Gill won 52 major international invitational competitions in North America and Europe, setting 19 new records in the process. In addition, he won five NCAA Championships, all with new records.[2] Some of those records stood 40 years later.[3]
Early life
Gill was sent for playing volleyball when he was in eighth grade. After three years, he quit volleyball and took up high jump. When he failed in high jump in a championship at the age of 17, he tried triple jump and won with a jump of 41 feet and 4 inches. After this, he received a sports scholarship from the Kurukshtetra University. He attended for one year before moving to Cal Poly in San Luis Obispo.[4]
College career
Gill attended Cal Poly, competing in the triple jump from 1968 to 1971, winning five total NCAA championships between divisions and setting five combined NCAA records.
In August 1970, while majoring in business administration, he was selected as the CCAA's Male Athlete of the Year for all sports.[5]

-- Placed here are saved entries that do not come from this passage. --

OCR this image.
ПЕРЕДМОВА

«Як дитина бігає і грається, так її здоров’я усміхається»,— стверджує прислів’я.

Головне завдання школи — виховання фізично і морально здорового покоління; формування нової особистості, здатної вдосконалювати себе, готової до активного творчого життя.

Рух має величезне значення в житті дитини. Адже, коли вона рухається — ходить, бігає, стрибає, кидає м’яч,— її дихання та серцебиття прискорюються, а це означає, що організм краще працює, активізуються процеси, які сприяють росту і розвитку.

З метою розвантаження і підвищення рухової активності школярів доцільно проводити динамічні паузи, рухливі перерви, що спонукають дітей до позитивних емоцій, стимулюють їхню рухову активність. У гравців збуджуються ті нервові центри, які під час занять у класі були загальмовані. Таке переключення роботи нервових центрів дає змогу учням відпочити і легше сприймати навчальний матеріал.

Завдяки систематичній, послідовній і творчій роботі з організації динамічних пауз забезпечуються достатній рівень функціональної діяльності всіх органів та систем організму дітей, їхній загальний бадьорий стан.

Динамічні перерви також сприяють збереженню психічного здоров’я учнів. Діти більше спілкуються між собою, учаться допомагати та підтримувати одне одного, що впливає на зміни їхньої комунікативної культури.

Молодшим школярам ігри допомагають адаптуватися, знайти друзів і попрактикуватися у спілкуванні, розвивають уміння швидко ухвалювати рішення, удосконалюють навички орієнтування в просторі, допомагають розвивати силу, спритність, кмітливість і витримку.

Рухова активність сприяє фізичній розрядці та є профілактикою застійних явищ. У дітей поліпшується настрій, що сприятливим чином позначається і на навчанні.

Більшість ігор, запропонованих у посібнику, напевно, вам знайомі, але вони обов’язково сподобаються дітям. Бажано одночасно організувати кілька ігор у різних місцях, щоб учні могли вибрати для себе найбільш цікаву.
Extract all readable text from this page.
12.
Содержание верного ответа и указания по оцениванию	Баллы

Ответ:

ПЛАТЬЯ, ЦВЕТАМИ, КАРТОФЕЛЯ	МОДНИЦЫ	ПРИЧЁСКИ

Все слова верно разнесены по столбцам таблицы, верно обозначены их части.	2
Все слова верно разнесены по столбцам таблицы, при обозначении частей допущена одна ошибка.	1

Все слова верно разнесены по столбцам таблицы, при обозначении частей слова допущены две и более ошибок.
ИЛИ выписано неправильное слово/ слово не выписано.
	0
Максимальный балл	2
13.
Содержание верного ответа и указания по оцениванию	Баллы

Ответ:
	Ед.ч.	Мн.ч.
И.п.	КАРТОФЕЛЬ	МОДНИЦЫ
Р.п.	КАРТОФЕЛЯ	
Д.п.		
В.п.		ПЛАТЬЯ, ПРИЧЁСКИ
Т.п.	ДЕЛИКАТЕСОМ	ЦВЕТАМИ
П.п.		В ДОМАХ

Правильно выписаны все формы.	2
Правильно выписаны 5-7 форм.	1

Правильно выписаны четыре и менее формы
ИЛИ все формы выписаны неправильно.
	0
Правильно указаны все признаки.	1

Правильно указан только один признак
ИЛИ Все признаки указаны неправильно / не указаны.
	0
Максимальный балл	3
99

On May 8, 1971, Gill triple-jumped to a mark of 55 feet, 1.25 inches (or 16.79m) at the West Coast Relays in Fresno, producing the second-longest triple jump ever on American soil at the time, and earning Outstanding Athlete of the Meet accolades.[6][7][8] As a Cal Poly senior in 1971, he ranked sixth in the world during the year.[9]
During an era when intercollegiate athletes could move up from the College Division ranks, Gill went on to claim two NCAA Division I individual outdoor national championships: first in 1970 at Drake and then again in 1971 in Seattle.
A profile in the Sacramento Bee in 1971 described Gill as "Six feet, 163 pounds, fast enough to run 100 yards in 9.6 seconds, strong enough to do squat jumps with 300 pounds across his shoulders, dead-lift 500 pounds, practice half squats carrying 650 pounds and to do toe raises packing 700 pounds."[4]
After placing second in a pre-Olympic meet in Munich, he competed while injured in 1972 and failed to reach the final.[1][11] Gill won one gold and one silver medal at the Asian Games.[12]
Gill won two of India's five-ever medals at the Commonwealth Games. There were attempts to remove him from the national team, but Prime MinisterIndira Gandhi intervened to allow him to compete.[10]
Later years
He was elected into the Cal Poly Mustangs' Hall of Fame in 1993[13] as the only Asian to receive the honor. He currently resides in Turlock in central California.[14]